The big thing at the school today was the introduction of the beaujolais nouveau 2009.
In France, this is quite a big issue - but in reality it's just a huge marketing thing to promote the beaujolais nouveau wine. Le Cordon Bleu did a really nice job to introduce the wine and set up a big table with cheese, paté, bread, drinks etc etc. very, very nice! Thank you LCB. This was a very nice lunch!

In the picture are Levi, Damien, Mark and Cristina.



Long but good day - 3 sessions

It did go pretty good today. Normal routine - get up, wash, walk to school, croissant on the way, cafe for coffee, go to school, change and start in class.
And it's only 8 'o clock in the morning....

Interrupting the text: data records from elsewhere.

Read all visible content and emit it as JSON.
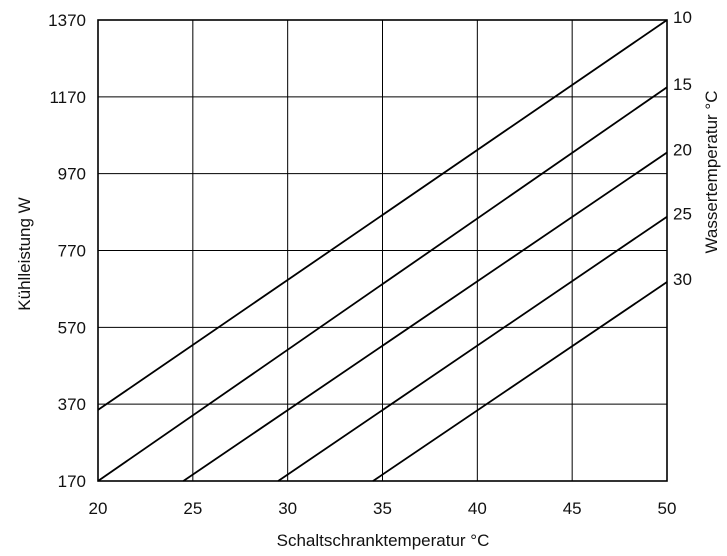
{
  "chart_data": {
    "type": "line",
    "title": "",
    "xlabel": "Schaltschranktemperatur °C",
    "ylabel": "Kühlleistung W",
    "y2label": "Wassertemperatur °C",
    "xlim": [
      20,
      50
    ],
    "ylim": [
      170,
      1370
    ],
    "xticks": [
      "20",
      "25",
      "30",
      "35",
      "40",
      "45",
      "50"
    ],
    "yticks": [
      "170",
      "370",
      "570",
      "770",
      "970",
      "1170",
      "1370"
    ],
    "grid": true,
    "line_color": "#000000",
    "series": [
      {
        "name": "10",
        "x": [
          20,
          50
        ],
        "y": [
          355,
          1370
        ]
      },
      {
        "name": "15",
        "x": [
          20,
          50
        ],
        "y": [
          170,
          1195
        ]
      },
      {
        "name": "20",
        "x": [
          24.5,
          50
        ],
        "y": [
          170,
          1025
        ]
      },
      {
        "name": "25",
        "x": [
          29.5,
          50
        ],
        "y": [
          170,
          858
        ]
      },
      {
        "name": "30",
        "x": [
          34.5,
          50
        ],
        "y": [
          170,
          688
        ]
      }
    ]
  }
}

First a fish practical. Dourade (sea bream) wrapped in lettuce leaves with a Jerusalem artichoke puree on the side (with a fish sauce of course, nice, greasy and thick: in one word: RICH )
I'll skip the starter and dessert for now....
In practical we had to make it. It was quite a funny class; It seemed that a few people are making it into a race. They start real early with the practical (like 20 minutes before we are even supposed to be in class) and try to get out as quickly as possible - not my style. Let me put it right, some are really good, but we have 2.5 hours for a lesson, that's MORE than enough! We'll see if we can change it a bit.
C'est chef James et Rafael

Chef Terrien was supervising. Nice, relaxed man. And taking notes on his little handheld computer. He sees everything.
He just walks behind you and checkes the consistancy of the forcemeat, he'll check your sauce without even noticing, and he observes you from a distance. Oui chef, we know! I like chef T.

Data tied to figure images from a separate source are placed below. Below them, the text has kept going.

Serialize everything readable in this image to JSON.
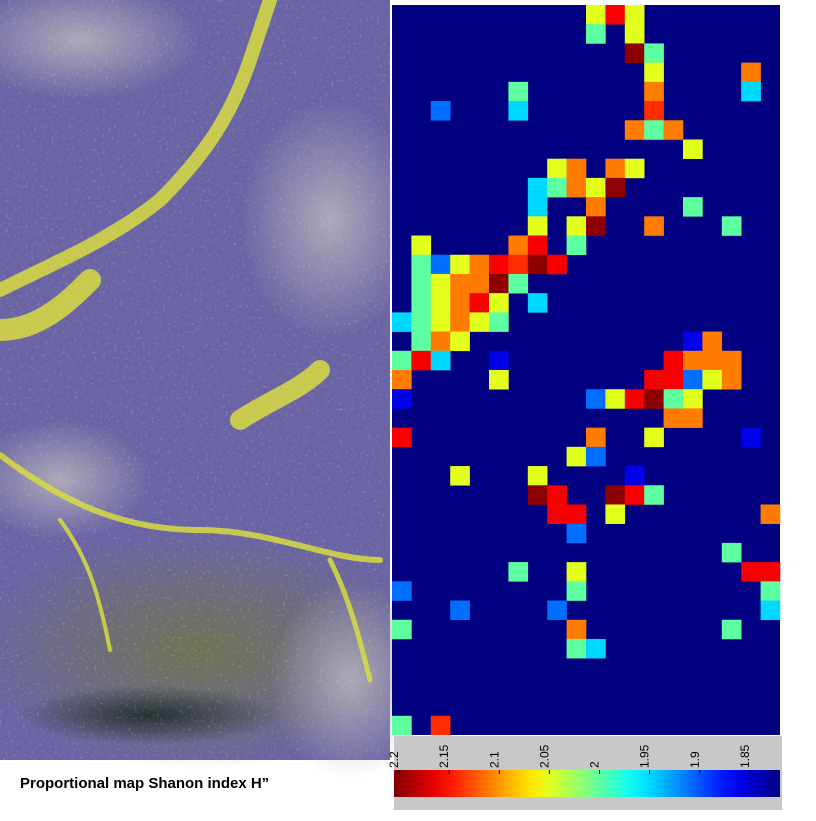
{
  "chart_data": {
    "type": "heatmap",
    "caption": "Proportional map Shanon index H”",
    "rows": 38,
    "cols": 20,
    "background_value": 1.82,
    "clim": [
      1.82,
      2.205
    ],
    "colormap": "jet",
    "colorbar_reversed": true,
    "colorbar_ticks": [
      2.2,
      2.15,
      2.1,
      2.05,
      2,
      1.95,
      1.9,
      1.85
    ],
    "cells": [
      {
        "row": 0,
        "col": 10,
        "value": 2.05
      },
      {
        "row": 0,
        "col": 11,
        "value": 2.16
      },
      {
        "row": 0,
        "col": 12,
        "value": 2.05
      },
      {
        "row": 1,
        "col": 10,
        "value": 2.0
      },
      {
        "row": 1,
        "col": 12,
        "value": 2.05
      },
      {
        "row": 2,
        "col": 12,
        "value": 2.2
      },
      {
        "row": 2,
        "col": 13,
        "value": 2.0
      },
      {
        "row": 3,
        "col": 13,
        "value": 2.05
      },
      {
        "row": 3,
        "col": 18,
        "value": 2.11
      },
      {
        "row": 4,
        "col": 6,
        "value": 2.0
      },
      {
        "row": 4,
        "col": 13,
        "value": 2.11
      },
      {
        "row": 4,
        "col": 18,
        "value": 1.95
      },
      {
        "row": 5,
        "col": 2,
        "value": 1.91
      },
      {
        "row": 5,
        "col": 6,
        "value": 1.95
      },
      {
        "row": 5,
        "col": 13,
        "value": 2.14
      },
      {
        "row": 6,
        "col": 12,
        "value": 2.11
      },
      {
        "row": 6,
        "col": 13,
        "value": 2.0
      },
      {
        "row": 6,
        "col": 14,
        "value": 2.11
      },
      {
        "row": 7,
        "col": 15,
        "value": 2.05
      },
      {
        "row": 8,
        "col": 8,
        "value": 2.05
      },
      {
        "row": 8,
        "col": 9,
        "value": 2.11
      },
      {
        "row": 8,
        "col": 11,
        "value": 2.11
      },
      {
        "row": 8,
        "col": 12,
        "value": 2.05
      },
      {
        "row": 9,
        "col": 7,
        "value": 1.95
      },
      {
        "row": 9,
        "col": 8,
        "value": 2.0
      },
      {
        "row": 9,
        "col": 9,
        "value": 2.11
      },
      {
        "row": 9,
        "col": 10,
        "value": 2.05
      },
      {
        "row": 9,
        "col": 11,
        "value": 2.2
      },
      {
        "row": 10,
        "col": 7,
        "value": 1.95
      },
      {
        "row": 10,
        "col": 10,
        "value": 2.11
      },
      {
        "row": 10,
        "col": 15,
        "value": 2.0
      },
      {
        "row": 11,
        "col": 7,
        "value": 2.05
      },
      {
        "row": 11,
        "col": 9,
        "value": 2.05
      },
      {
        "row": 11,
        "col": 10,
        "value": 2.2
      },
      {
        "row": 11,
        "col": 13,
        "value": 2.11
      },
      {
        "row": 11,
        "col": 17,
        "value": 2.0
      },
      {
        "row": 12,
        "col": 1,
        "value": 2.05
      },
      {
        "row": 12,
        "col": 6,
        "value": 2.11
      },
      {
        "row": 12,
        "col": 7,
        "value": 2.16
      },
      {
        "row": 12,
        "col": 9,
        "value": 2.0
      },
      {
        "row": 13,
        "col": 1,
        "value": 2.0
      },
      {
        "row": 13,
        "col": 2,
        "value": 1.91
      },
      {
        "row": 13,
        "col": 3,
        "value": 2.05
      },
      {
        "row": 13,
        "col": 4,
        "value": 2.11
      },
      {
        "row": 13,
        "col": 5,
        "value": 2.16
      },
      {
        "row": 13,
        "col": 6,
        "value": 2.14
      },
      {
        "row": 13,
        "col": 7,
        "value": 2.2
      },
      {
        "row": 13,
        "col": 8,
        "value": 2.16
      },
      {
        "row": 14,
        "col": 1,
        "value": 2.0
      },
      {
        "row": 14,
        "col": 2,
        "value": 2.05
      },
      {
        "row": 14,
        "col": 3,
        "value": 2.11
      },
      {
        "row": 14,
        "col": 4,
        "value": 2.11
      },
      {
        "row": 14,
        "col": 5,
        "value": 2.2
      },
      {
        "row": 14,
        "col": 6,
        "value": 2.0
      },
      {
        "row": 15,
        "col": 1,
        "value": 2.0
      },
      {
        "row": 15,
        "col": 2,
        "value": 2.05
      },
      {
        "row": 15,
        "col": 3,
        "value": 2.11
      },
      {
        "row": 15,
        "col": 4,
        "value": 2.16
      },
      {
        "row": 15,
        "col": 5,
        "value": 2.05
      },
      {
        "row": 15,
        "col": 7,
        "value": 1.95
      },
      {
        "row": 16,
        "col": 0,
        "value": 1.95
      },
      {
        "row": 16,
        "col": 1,
        "value": 2.0
      },
      {
        "row": 16,
        "col": 2,
        "value": 2.05
      },
      {
        "row": 16,
        "col": 3,
        "value": 2.11
      },
      {
        "row": 16,
        "col": 4,
        "value": 2.05
      },
      {
        "row": 16,
        "col": 5,
        "value": 2.0
      },
      {
        "row": 17,
        "col": 1,
        "value": 2.0
      },
      {
        "row": 17,
        "col": 2,
        "value": 2.11
      },
      {
        "row": 17,
        "col": 3,
        "value": 2.05
      },
      {
        "row": 17,
        "col": 15,
        "value": 1.86
      },
      {
        "row": 17,
        "col": 16,
        "value": 2.11
      },
      {
        "row": 18,
        "col": 0,
        "value": 2.0
      },
      {
        "row": 18,
        "col": 1,
        "value": 2.16
      },
      {
        "row": 18,
        "col": 2,
        "value": 1.95
      },
      {
        "row": 18,
        "col": 5,
        "value": 1.86
      },
      {
        "row": 18,
        "col": 14,
        "value": 2.16
      },
      {
        "row": 18,
        "col": 15,
        "value": 2.11
      },
      {
        "row": 18,
        "col": 16,
        "value": 2.11
      },
      {
        "row": 18,
        "col": 17,
        "value": 2.11
      },
      {
        "row": 19,
        "col": 0,
        "value": 2.11
      },
      {
        "row": 19,
        "col": 5,
        "value": 2.05
      },
      {
        "row": 19,
        "col": 13,
        "value": 2.16
      },
      {
        "row": 19,
        "col": 14,
        "value": 2.16
      },
      {
        "row": 19,
        "col": 15,
        "value": 1.91
      },
      {
        "row": 19,
        "col": 16,
        "value": 2.05
      },
      {
        "row": 19,
        "col": 17,
        "value": 2.11
      },
      {
        "row": 20,
        "col": 0,
        "value": 1.86
      },
      {
        "row": 20,
        "col": 10,
        "value": 1.91
      },
      {
        "row": 20,
        "col": 11,
        "value": 2.05
      },
      {
        "row": 20,
        "col": 12,
        "value": 2.16
      },
      {
        "row": 20,
        "col": 13,
        "value": 2.2
      },
      {
        "row": 20,
        "col": 14,
        "value": 2.0
      },
      {
        "row": 20,
        "col": 15,
        "value": 2.05
      },
      {
        "row": 21,
        "col": 14,
        "value": 2.11
      },
      {
        "row": 21,
        "col": 15,
        "value": 2.11
      },
      {
        "row": 22,
        "col": 0,
        "value": 2.16
      },
      {
        "row": 22,
        "col": 10,
        "value": 2.11
      },
      {
        "row": 22,
        "col": 13,
        "value": 2.05
      },
      {
        "row": 22,
        "col": 18,
        "value": 1.86
      },
      {
        "row": 23,
        "col": 9,
        "value": 2.05
      },
      {
        "row": 23,
        "col": 10,
        "value": 1.91
      },
      {
        "row": 24,
        "col": 3,
        "value": 2.05
      },
      {
        "row": 24,
        "col": 7,
        "value": 2.05
      },
      {
        "row": 24,
        "col": 12,
        "value": 1.86
      },
      {
        "row": 25,
        "col": 7,
        "value": 2.2
      },
      {
        "row": 25,
        "col": 8,
        "value": 2.16
      },
      {
        "row": 25,
        "col": 11,
        "value": 2.2
      },
      {
        "row": 25,
        "col": 12,
        "value": 2.16
      },
      {
        "row": 25,
        "col": 13,
        "value": 2.0
      },
      {
        "row": 26,
        "col": 8,
        "value": 2.16
      },
      {
        "row": 26,
        "col": 9,
        "value": 2.16
      },
      {
        "row": 26,
        "col": 11,
        "value": 2.05
      },
      {
        "row": 26,
        "col": 19,
        "value": 2.11
      },
      {
        "row": 27,
        "col": 9,
        "value": 1.91
      },
      {
        "row": 28,
        "col": 17,
        "value": 2.0
      },
      {
        "row": 29,
        "col": 6,
        "value": 2.0
      },
      {
        "row": 29,
        "col": 9,
        "value": 2.05
      },
      {
        "row": 29,
        "col": 18,
        "value": 2.16
      },
      {
        "row": 29,
        "col": 19,
        "value": 2.16
      },
      {
        "row": 30,
        "col": 0,
        "value": 1.91
      },
      {
        "row": 30,
        "col": 9,
        "value": 2.0
      },
      {
        "row": 30,
        "col": 19,
        "value": 2.0
      },
      {
        "row": 31,
        "col": 3,
        "value": 1.91
      },
      {
        "row": 31,
        "col": 8,
        "value": 1.91
      },
      {
        "row": 31,
        "col": 19,
        "value": 1.95
      },
      {
        "row": 32,
        "col": 0,
        "value": 2.0
      },
      {
        "row": 32,
        "col": 9,
        "value": 2.11
      },
      {
        "row": 32,
        "col": 17,
        "value": 2.0
      },
      {
        "row": 33,
        "col": 9,
        "value": 2.0
      },
      {
        "row": 33,
        "col": 10,
        "value": 1.95
      },
      {
        "row": 37,
        "col": 0,
        "value": 2.0
      },
      {
        "row": 37,
        "col": 2,
        "value": 2.14
      }
    ]
  }
}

Poaching the sea bream in the stock reduction was OK and easy, although it was a challenge for others; I saw somebody poaching the fish in just water.... interesting... water has quite a taste and flavour...
All in all, I think I did well today. Fish was cooked, sauce was OK, puree was good.
my dish

The only thing today was that I wanted to move the sautee pan 1 minute after it got out of the oven...... 'mailto:'#$@@!& !!' without using my tea towel.

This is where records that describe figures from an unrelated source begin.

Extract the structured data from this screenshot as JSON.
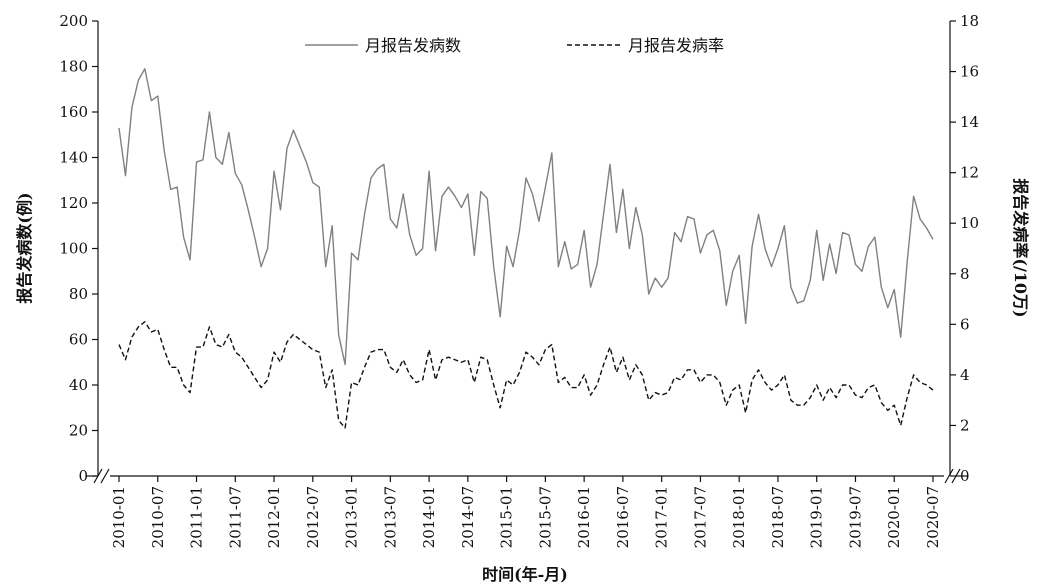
{
  "chart_data": {
    "type": "line",
    "xlabel": "时间(年-月)",
    "ylabel_left": "报告发病数(例)",
    "ylabel_right": "报告发病率(/10万)",
    "ylim_left": [
      0,
      200
    ],
    "ylim_right": [
      0,
      18
    ],
    "left_ticks": [
      "0",
      "20",
      "40",
      "60",
      "80",
      "100",
      "120",
      "140",
      "160",
      "180",
      "200"
    ],
    "right_ticks": [
      "0",
      "2",
      "4",
      "6",
      "8",
      "10",
      "12",
      "14",
      "16",
      "18"
    ],
    "x_tick_labels": [
      "2010-01",
      "2010-07",
      "2011-01",
      "2011-07",
      "2012-01",
      "2012-07",
      "2013-01",
      "2013-07",
      "2014-01",
      "2014-07",
      "2015-01",
      "2015-07",
      "2016-01",
      "2016-07",
      "2017-01",
      "2017-07",
      "2018-01",
      "2018-07",
      "2019-01",
      "2019-07",
      "2020-01",
      "2020-07"
    ],
    "legend_position": "top",
    "grid": false,
    "series": [
      {
        "name": "月报告发病数",
        "axis": "left",
        "style": "solid",
        "color": "#808080",
        "values": [
          153,
          132,
          162,
          174,
          179,
          165,
          167,
          143,
          126,
          127,
          105,
          95,
          138,
          139,
          160,
          140,
          137,
          151,
          133,
          128,
          117,
          105,
          92,
          100,
          134,
          117,
          144,
          152,
          145,
          138,
          129,
          127,
          92,
          110,
          62,
          49,
          98,
          95,
          115,
          131,
          135,
          137,
          113,
          109,
          124,
          106,
          97,
          100,
          134,
          99,
          123,
          127,
          123,
          118,
          124,
          97,
          125,
          122,
          92,
          70,
          101,
          92,
          108,
          131,
          124,
          112,
          127,
          142,
          92,
          103,
          91,
          93,
          108,
          83,
          93,
          115,
          137,
          107,
          126,
          100,
          118,
          106,
          80,
          87,
          83,
          87,
          107,
          103,
          114,
          113,
          98,
          106,
          108,
          99,
          75,
          90,
          97,
          67,
          101,
          115,
          100,
          92,
          100,
          110,
          83,
          76,
          77,
          86,
          108,
          86,
          102,
          89,
          107,
          106,
          93,
          90,
          101,
          105,
          83,
          74,
          82,
          61,
          94,
          123,
          113,
          109,
          104
        ]
      },
      {
        "name": "月报告发病率",
        "axis": "right",
        "style": "dashed",
        "color": "#111111",
        "values": [
          5.2,
          4.6,
          5.5,
          5.9,
          6.1,
          5.7,
          5.8,
          5.0,
          4.3,
          4.3,
          3.6,
          3.3,
          5.1,
          5.1,
          5.9,
          5.2,
          5.1,
          5.6,
          4.9,
          4.7,
          4.3,
          3.9,
          3.5,
          3.8,
          4.9,
          4.5,
          5.3,
          5.6,
          5.4,
          5.2,
          5.0,
          4.9,
          3.5,
          4.2,
          2.2,
          1.9,
          3.7,
          3.6,
          4.3,
          4.9,
          5.0,
          5.0,
          4.3,
          4.1,
          4.6,
          4.0,
          3.7,
          3.8,
          5.0,
          3.8,
          4.6,
          4.7,
          4.6,
          4.5,
          4.6,
          3.7,
          4.7,
          4.6,
          3.6,
          2.7,
          3.8,
          3.6,
          4.1,
          4.9,
          4.7,
          4.4,
          5.0,
          5.2,
          3.7,
          3.9,
          3.5,
          3.5,
          4.0,
          3.2,
          3.6,
          4.4,
          5.1,
          4.1,
          4.7,
          3.8,
          4.4,
          4.0,
          3.0,
          3.3,
          3.2,
          3.3,
          3.9,
          3.8,
          4.2,
          4.2,
          3.7,
          4.0,
          4.0,
          3.7,
          2.8,
          3.4,
          3.6,
          2.5,
          3.8,
          4.2,
          3.7,
          3.4,
          3.6,
          4.0,
          3.0,
          2.8,
          2.8,
          3.1,
          3.6,
          3.0,
          3.5,
          3.1,
          3.6,
          3.6,
          3.2,
          3.1,
          3.5,
          3.6,
          2.9,
          2.6,
          2.8,
          2.0,
          3.1,
          4.0,
          3.7,
          3.6,
          3.4
        ]
      }
    ]
  }
}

And this evening chef Patrick was playing with oysters, duck, cream and lots of butter in the demo. This demo was very relaxing; lots of laughter and fun!

C U later, Sjoerd

slight problem - but good day!

Bonjour, bonsoir à tous !
Un petit problème, aujourd'hui dans la cuisine. Le casserol était deux cents degrés.....





merde!

Palm big blister now, index finger feels stiff because of 2 long burns along the whole finger, middle finger 3 'normal' burns, ring finger the tip slightly burned and thumb only a one. Score: I'll rate it at 10 points (at least!) The burn counter goes up.

Funny thing is, it doesn't hurt. I'm OK.
I just grabbed the pan... that came straight out of the oven.